Data does not always tell the individual story, as it can lead to less individualized training or rehab. It dehumanizes both our clients and us. This statement made me think quite a bit to those folks who champion evidenced-based everything.
Perhaps instead of measuring everything, one must first ask if there is a problem with what one is thinking of measuring.
Another cool thing Al Smith showed us was the cynefin framework; a sense making model in which acquired data precedes framework.
Depending on what a situation can be categorized in, one would expect to utilize different thought processes.
Simple – predictable relationship between cause and effect (use best practice)
Complicated – predictable relationship between cause and effect that’s not self-evident (use good practice)
Complex – A system without causality (use safe-fail experiments)
Chaotic – A completely unpredictable system (Use novel practice)
Where does training fit? Where does rehab fit?
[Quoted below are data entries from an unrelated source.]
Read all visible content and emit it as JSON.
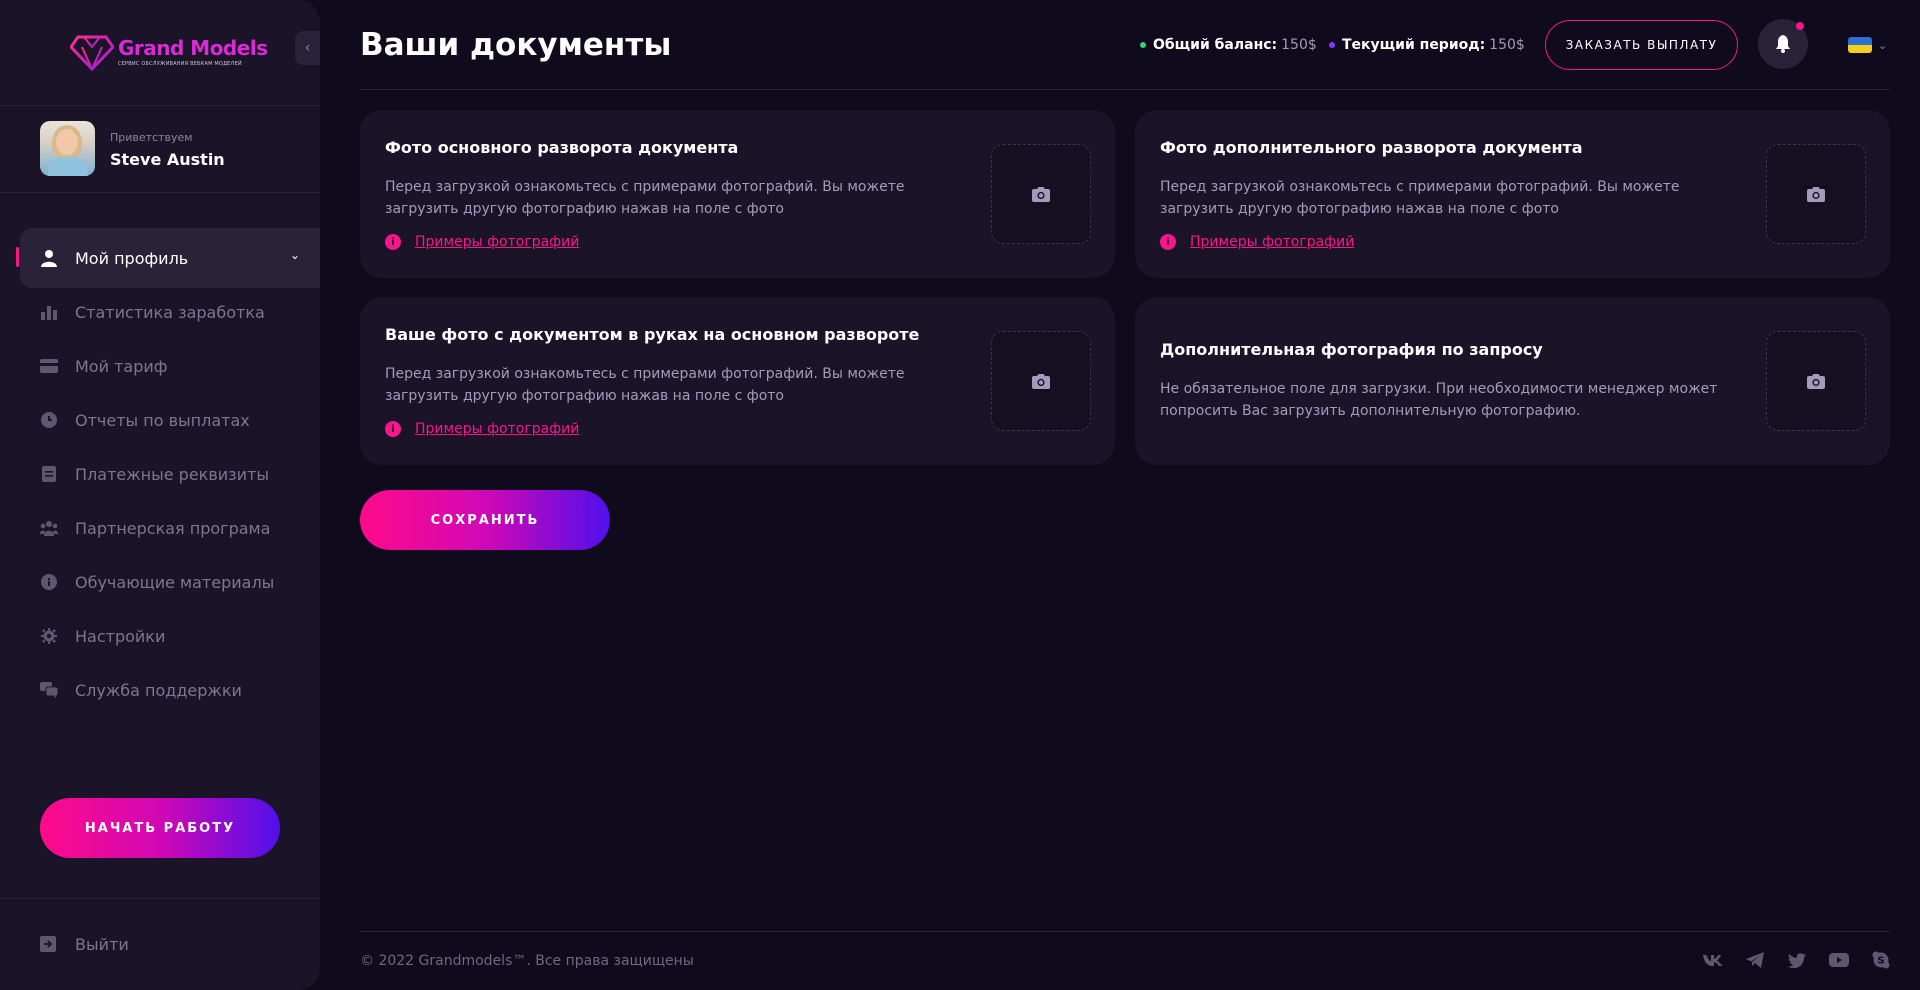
{
  "brand": {
    "name": "Grand Models",
    "tagline": "СЕРВИС ОБСЛУЖИВАНИЯ ВЕБКАМ МОДЕЛЕЙ"
  },
  "user": {
    "greeting": "Приветствуем",
    "name": "Steve Austin"
  },
  "sidebar": {
    "items": [
      {
        "label": "Мой профиль",
        "icon": "user-icon",
        "active": true
      },
      {
        "label": "Статистика заработка",
        "icon": "bar-chart-icon"
      },
      {
        "label": "Мой тариф",
        "icon": "credit-card-icon"
      },
      {
        "label": "Отчеты по выплатах",
        "icon": "clock-icon"
      },
      {
        "label": "Платежные реквизиты",
        "icon": "document-icon"
      },
      {
        "label": "Партнерская програма",
        "icon": "users-icon"
      },
      {
        "label": "Обучающие материалы",
        "icon": "info-icon"
      },
      {
        "label": "Настройки",
        "icon": "gear-icon"
      },
      {
        "label": "Служба поддержки",
        "icon": "chat-icon"
      }
    ],
    "start_label": "НАЧАТЬ РАБОТУ",
    "logout_label": "Выйти"
  },
  "header": {
    "title": "Ваши документы",
    "total_balance_label": "Общий баланс:",
    "total_balance_value": "150$",
    "current_period_label": "Текущий период:",
    "current_period_value": "150$",
    "payout_label": "ЗАКАЗАТЬ ВЫПЛАТУ",
    "colors": {
      "accent": "#f8168a",
      "green_dot": "#2ed573",
      "purple_dot": "#7b3cff"
    }
  },
  "documents": [
    {
      "title": "Фото основного разворота документа",
      "desc": "Перед загрузкой ознакомьтесь с примерами фотографий. Вы можете загрузить другую фотографию нажав на поле с фото",
      "link": "Примеры фотографий"
    },
    {
      "title": "Фото дополнительного разворота документа",
      "desc": "Перед загрузкой ознакомьтесь с примерами фотографий. Вы можете загрузить другую фотографию нажав на поле с фото",
      "link": "Примеры фотографий"
    },
    {
      "title": "Ваше фото с документом в руках на основном развороте",
      "desc": "Перед загрузкой ознакомьтесь с примерами фотографий. Вы можете загрузить другую фотографию нажав на поле с фото",
      "link": "Примеры фотографий"
    },
    {
      "title": "Дополнительная фотография по запросу",
      "desc": "Не обязательное поле для загрузки. При необходимости менеджер может попросить Вас загрузить дополнительную фотографию."
    }
  ],
  "save_label": "СОХРАНИТЬ",
  "footer": {
    "copyright": "© 2022 Grandmodels™. Все права защищены",
    "socials": [
      "vk-icon",
      "telegram-icon",
      "twitter-icon",
      "youtube-icon",
      "skype-icon"
    ]
  }
}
We may be using incorrect methods in particular situations.
You can learn more about the framework here, it’s definitely something I hope to explore more in the future.
“Too much exercise is not normal hominid behavior.”
“This CT scan was not drawn by a commissioned artist.”
“If you think that’s a tight pec you better check pressure in the air.”
“10,000 hours can’t always undo 100 dumb ones.”
“Frank Netter shut down the left AIC.”
“Deny PNF and you are messing with the system.”
“We’re all barking down the same tree. We just like to complain.”
“No plan survives the first contact with the enemy.”
“Changing the answer is evolution; changing the question is revolution.”
“If you live in mediocrity you eventually think it’s good. You don’t know what good is.”